Team:Tokyo Tech/Collaboration

From 2010.igem.org

Revision as of 22:01, 27 October 2010 by Takefumi (Talk | contribs)

iGEM Tokyo Tech 2010 "E.coli with Humanity"

We achieved some projects that collaborated on with teams in Japan. Each team in Japan discusses with other teams regularly and actively, using Skype and Wiki on the Web. These collaborations enabled every team to share information of all teams in Japan and activate one another.

iGEM Summer Meetup in Japan (in Kyoto)


6 teams in Japan met in Kyoto University in order to practice presentation in English. On 18th August 2010, teams in Japan gathered together in “Summer meetup”. This year, the meeting was took place at Kyoto University (Hosted by team Kyoto). The aim of this meetup was to cultivate ideas with other teams. Each team was supposed to give a presentation on their projects followed by discussion with other teams. 5 teams attended to make presentations (Kyoto、UT-Tokyo、Tokyo-Metropolitan、Osaka、KIT-Kyoto), and Tokyo-tech, delegated an observer. After the presentation meeting, we had a social party and made the bond with between teams tight.


iGEM Summer Meetup in Tokyo


On 23th August 2010, 5teams near Tokyo met in our campus. This meetup was hosted by UT-Tokyo and its aim was to have a direct discussion and see our facilities.
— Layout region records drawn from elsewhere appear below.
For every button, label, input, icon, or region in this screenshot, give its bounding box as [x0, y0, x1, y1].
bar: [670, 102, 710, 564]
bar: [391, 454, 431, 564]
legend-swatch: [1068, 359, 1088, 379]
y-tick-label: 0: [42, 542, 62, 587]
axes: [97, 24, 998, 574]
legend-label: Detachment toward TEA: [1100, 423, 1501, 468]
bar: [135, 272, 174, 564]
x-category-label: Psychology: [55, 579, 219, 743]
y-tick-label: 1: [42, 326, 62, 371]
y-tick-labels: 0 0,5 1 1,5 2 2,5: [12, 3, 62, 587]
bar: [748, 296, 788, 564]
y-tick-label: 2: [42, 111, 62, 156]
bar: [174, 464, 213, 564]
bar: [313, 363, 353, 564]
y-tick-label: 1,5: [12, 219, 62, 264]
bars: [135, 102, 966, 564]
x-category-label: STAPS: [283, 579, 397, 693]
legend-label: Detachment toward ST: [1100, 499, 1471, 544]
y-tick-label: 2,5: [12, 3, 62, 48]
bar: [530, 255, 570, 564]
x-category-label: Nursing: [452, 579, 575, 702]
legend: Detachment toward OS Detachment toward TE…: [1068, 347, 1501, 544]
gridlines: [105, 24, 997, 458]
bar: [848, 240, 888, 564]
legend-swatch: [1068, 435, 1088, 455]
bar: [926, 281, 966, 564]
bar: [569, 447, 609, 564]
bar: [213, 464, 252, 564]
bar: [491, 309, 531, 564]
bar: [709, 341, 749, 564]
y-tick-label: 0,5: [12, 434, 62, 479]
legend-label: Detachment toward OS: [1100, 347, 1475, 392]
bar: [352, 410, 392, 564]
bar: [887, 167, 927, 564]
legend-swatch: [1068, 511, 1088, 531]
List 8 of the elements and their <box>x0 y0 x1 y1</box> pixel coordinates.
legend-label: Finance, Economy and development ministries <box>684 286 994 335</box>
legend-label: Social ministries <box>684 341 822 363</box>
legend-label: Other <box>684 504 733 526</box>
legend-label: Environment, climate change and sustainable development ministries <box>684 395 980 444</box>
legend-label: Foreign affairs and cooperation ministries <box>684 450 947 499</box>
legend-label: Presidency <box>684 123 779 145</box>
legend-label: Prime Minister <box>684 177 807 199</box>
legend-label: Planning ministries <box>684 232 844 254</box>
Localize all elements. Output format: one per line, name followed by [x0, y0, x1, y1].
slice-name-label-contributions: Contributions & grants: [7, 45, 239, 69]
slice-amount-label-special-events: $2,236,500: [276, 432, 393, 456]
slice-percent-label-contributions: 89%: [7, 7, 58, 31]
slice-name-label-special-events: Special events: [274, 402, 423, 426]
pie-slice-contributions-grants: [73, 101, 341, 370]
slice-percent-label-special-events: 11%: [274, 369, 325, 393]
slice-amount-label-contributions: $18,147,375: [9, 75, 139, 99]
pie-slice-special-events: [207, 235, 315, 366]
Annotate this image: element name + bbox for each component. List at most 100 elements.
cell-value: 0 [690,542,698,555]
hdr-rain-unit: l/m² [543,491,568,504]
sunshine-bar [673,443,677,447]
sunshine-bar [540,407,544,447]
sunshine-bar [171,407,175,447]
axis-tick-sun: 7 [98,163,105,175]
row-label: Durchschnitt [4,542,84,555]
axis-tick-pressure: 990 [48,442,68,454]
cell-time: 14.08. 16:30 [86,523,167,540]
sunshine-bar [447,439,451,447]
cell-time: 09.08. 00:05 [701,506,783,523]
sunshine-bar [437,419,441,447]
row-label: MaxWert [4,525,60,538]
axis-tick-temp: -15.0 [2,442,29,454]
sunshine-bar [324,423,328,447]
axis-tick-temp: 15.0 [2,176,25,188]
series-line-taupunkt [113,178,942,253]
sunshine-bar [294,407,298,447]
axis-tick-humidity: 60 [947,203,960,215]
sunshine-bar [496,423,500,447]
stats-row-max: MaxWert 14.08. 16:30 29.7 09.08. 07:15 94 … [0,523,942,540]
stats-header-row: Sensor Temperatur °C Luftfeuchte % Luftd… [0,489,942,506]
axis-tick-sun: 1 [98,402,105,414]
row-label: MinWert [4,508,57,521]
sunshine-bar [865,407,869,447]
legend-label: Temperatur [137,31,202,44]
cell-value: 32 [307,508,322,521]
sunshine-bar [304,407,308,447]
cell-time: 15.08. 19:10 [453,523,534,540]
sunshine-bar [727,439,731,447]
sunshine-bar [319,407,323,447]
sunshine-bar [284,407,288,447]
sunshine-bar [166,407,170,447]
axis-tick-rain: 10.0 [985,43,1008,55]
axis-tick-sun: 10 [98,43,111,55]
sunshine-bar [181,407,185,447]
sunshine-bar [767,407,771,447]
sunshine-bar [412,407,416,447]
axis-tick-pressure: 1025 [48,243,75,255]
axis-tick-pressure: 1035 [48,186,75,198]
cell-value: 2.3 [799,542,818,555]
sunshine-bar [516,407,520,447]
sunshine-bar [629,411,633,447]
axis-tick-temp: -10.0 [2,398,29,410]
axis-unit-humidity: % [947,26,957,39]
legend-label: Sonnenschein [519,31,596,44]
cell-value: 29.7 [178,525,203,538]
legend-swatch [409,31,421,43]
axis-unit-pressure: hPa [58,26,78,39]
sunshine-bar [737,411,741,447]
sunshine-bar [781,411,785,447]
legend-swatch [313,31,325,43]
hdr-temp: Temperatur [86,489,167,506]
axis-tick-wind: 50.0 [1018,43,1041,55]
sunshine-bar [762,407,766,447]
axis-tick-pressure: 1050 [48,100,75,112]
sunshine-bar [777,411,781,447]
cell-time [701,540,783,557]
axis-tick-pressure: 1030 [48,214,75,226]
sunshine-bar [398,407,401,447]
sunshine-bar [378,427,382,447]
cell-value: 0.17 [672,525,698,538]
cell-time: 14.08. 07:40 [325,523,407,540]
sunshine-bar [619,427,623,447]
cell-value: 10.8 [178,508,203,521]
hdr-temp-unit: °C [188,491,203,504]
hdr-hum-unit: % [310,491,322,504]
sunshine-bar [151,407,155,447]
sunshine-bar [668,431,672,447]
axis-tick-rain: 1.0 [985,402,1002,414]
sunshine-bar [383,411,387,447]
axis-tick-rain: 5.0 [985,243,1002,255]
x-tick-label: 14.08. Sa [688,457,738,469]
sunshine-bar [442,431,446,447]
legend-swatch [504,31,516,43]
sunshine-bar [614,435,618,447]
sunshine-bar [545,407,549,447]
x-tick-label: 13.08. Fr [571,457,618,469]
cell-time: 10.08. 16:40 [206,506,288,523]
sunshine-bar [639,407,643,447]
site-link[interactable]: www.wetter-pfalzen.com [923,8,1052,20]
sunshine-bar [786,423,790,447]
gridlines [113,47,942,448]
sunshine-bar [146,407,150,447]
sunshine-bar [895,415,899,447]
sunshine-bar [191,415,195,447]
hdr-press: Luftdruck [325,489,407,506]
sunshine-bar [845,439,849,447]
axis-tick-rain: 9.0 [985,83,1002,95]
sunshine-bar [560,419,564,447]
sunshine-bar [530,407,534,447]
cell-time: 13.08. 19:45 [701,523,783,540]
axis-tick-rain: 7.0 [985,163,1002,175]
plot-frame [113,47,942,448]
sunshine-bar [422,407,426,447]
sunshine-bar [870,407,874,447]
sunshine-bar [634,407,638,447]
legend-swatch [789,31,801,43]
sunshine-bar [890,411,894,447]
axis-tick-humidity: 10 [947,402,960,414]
At first in the meeting, attendants were divided in four small groups, in which members from each team explained their projects and discussed together. Moreover, on the very day, two members of iGEM2009 Cambridge (Caitlin Cockerton et al.) came and discussed about project management.

Science cafe at MIRAIKAN,Tokyo


We participated in science café held at National Museum of Emerging Science and Innovation [http://www.miraikan.jst.go.jp/en/ (http://www.miraikan.jst.go.jp/en/)] on 11th, Oct. Science café is a party opened for ordinary people to mingle with science-related people over a cup of tea.
This time, the theme was “~Artificial life and cells~the future of synthetic biology ”. Early in this year, group of scientists succeeded in synthesizing Mycoplasmic genome chemically, which made the definition of life more and more vague (Gibson et al, SCIENCE 329:52 (2010)).
We shared our views with the participants whose age ranged from 12 to over 60, and this was a nice experience. This is because we thought the field of synthetic biology become more ethically difficult, and we have to reconsider how we are going to approach toward synthetic biology.